Lihat saja Candi Badut. Sebenarnya itu candi tertua di Jawa Timur dan sangat cocok sebagai objek wisata ritual. Sayang keadaannya sudah seperti itu. Siapa yang salah di sini? Tentu saja kita semua, karena kepedulian kita yang kurang terhadap benda-benda sejarah.

Artikel lain: Candi Badut adalah Candi Tertua di Jatim

Lestarikan Peninggalan Sejarah

Saya pernah berkunjung ke beberapa negara di Eropa. Di salah satu negara, saya melihat sebuah bangunan yang dibangun pada tahun 600M, dan hingga kini masih ada, masih terawat dengan baik. Saya benar-benar kagum dan heran. Bangunan setua itu ternyata bisa bertahan hingga ribuan tahun. Coba kita bandingkan dengan Kerajaan Majapahit yang runtuh pada 1748 misalnya. Apa peninggalan yang masih tersisa dan masih bisa kita saksikan saat ini? Semua musnah, semua ikut terkubur bersama sejarahnya. Dan Potensi Kota Malang dilupakan oleh warganya sendiri menanti terkubur oleh sejarah kelamnya.

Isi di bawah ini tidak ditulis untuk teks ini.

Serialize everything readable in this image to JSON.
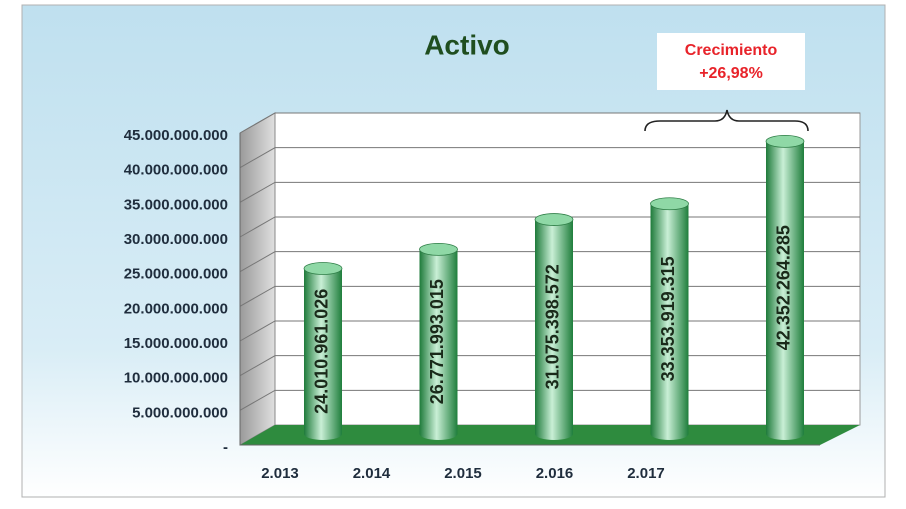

Belajar dari kenyataan itulah, maka sekarang ini saya tengah berusaha agar bangunan-bangunan di Kota Malang yang bernuansa kolonial akan kita data dan kemudian kita pasang papan peringatan, bahwa bangunan-bangunan itu merupakan peninggalan sejarah yang harus dilestarikan, dan untuk selanjutnya akan kita promosikan sebagai objek wisata sejarah. Seperti bangunan di Jl. Ijen misalnya, sudah banyak yang berubah wujud. Ini sangat kita sayangkan. Tapi, ini salah satu akibat dari penerjemahan reformasi yang salah.

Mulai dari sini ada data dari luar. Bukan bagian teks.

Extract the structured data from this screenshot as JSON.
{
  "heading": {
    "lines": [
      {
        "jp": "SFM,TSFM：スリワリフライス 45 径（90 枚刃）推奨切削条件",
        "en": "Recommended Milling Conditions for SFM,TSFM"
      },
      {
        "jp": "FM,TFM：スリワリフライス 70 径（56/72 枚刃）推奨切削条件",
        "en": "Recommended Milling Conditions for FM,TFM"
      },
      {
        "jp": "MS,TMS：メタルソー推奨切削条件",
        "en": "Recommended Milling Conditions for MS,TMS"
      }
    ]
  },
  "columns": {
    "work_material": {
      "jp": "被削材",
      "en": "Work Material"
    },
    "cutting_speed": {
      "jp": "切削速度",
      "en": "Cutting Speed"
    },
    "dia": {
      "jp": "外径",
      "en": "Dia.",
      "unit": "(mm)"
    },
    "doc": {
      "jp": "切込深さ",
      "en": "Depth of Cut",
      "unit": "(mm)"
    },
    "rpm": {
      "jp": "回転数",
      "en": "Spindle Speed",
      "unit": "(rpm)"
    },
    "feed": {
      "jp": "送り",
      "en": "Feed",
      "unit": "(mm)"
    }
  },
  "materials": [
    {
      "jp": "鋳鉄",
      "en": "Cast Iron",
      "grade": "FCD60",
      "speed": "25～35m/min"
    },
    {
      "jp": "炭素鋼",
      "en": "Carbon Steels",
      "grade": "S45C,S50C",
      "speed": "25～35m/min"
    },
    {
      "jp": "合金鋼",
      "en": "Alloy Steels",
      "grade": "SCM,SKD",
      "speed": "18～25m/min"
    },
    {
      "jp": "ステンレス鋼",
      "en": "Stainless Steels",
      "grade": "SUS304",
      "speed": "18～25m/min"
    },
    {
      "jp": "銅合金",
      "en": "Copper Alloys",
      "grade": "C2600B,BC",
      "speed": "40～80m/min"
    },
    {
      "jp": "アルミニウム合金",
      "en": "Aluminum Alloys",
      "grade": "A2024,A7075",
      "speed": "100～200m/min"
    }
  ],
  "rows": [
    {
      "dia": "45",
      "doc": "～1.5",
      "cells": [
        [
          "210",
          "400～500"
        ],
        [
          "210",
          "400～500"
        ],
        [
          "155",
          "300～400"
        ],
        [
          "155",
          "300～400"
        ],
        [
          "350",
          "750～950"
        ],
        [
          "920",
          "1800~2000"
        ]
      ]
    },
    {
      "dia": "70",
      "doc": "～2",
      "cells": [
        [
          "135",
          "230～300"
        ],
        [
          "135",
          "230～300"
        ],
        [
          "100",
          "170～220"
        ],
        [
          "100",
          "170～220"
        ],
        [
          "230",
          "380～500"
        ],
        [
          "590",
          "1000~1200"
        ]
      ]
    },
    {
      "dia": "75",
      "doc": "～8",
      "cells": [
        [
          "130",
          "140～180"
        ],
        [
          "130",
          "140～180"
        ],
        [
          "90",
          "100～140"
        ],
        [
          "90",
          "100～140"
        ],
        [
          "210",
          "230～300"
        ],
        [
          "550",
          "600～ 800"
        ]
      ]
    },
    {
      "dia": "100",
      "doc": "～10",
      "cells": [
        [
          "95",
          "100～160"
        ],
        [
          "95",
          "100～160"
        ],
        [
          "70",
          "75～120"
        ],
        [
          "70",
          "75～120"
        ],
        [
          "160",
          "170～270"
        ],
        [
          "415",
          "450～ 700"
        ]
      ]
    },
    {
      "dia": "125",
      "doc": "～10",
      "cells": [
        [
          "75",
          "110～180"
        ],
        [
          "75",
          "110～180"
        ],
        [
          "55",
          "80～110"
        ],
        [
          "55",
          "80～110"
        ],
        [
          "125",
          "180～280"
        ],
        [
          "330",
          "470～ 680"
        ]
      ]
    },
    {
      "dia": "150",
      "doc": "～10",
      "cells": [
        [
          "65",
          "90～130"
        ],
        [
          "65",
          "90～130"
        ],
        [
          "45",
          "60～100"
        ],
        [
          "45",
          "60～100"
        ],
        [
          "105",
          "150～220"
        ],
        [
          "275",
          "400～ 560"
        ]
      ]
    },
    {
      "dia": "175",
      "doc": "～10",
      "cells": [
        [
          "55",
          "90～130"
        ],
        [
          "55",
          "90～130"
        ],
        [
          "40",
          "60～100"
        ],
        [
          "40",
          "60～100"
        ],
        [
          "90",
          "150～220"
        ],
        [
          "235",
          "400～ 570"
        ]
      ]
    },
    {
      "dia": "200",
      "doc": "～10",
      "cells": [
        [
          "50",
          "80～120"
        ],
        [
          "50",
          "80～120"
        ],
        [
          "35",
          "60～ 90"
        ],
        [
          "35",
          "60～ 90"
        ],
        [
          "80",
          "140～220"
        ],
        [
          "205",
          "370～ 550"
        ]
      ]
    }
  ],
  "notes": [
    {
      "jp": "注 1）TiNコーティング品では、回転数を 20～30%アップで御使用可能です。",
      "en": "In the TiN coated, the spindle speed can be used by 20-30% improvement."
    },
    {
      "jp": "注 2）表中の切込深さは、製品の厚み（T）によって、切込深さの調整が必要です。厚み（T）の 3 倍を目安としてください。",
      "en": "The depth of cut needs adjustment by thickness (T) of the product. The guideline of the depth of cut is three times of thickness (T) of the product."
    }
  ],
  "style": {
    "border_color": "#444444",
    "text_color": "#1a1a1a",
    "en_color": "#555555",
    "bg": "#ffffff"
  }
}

Coba simak, kalau izinnya tidak diterbitkan Pemerintah Kota, kita akan dituding institusi pelayanan public arogan. Pemiliknya pun akan mencak-mencak dan LSM-LSM pun pasti akan kut-ikutan protes. Padahal, Pemerintah Kota sebetulnya bermaksud ingin melindungi bangunan-bangunan tua yang memiliki nalai sejarah.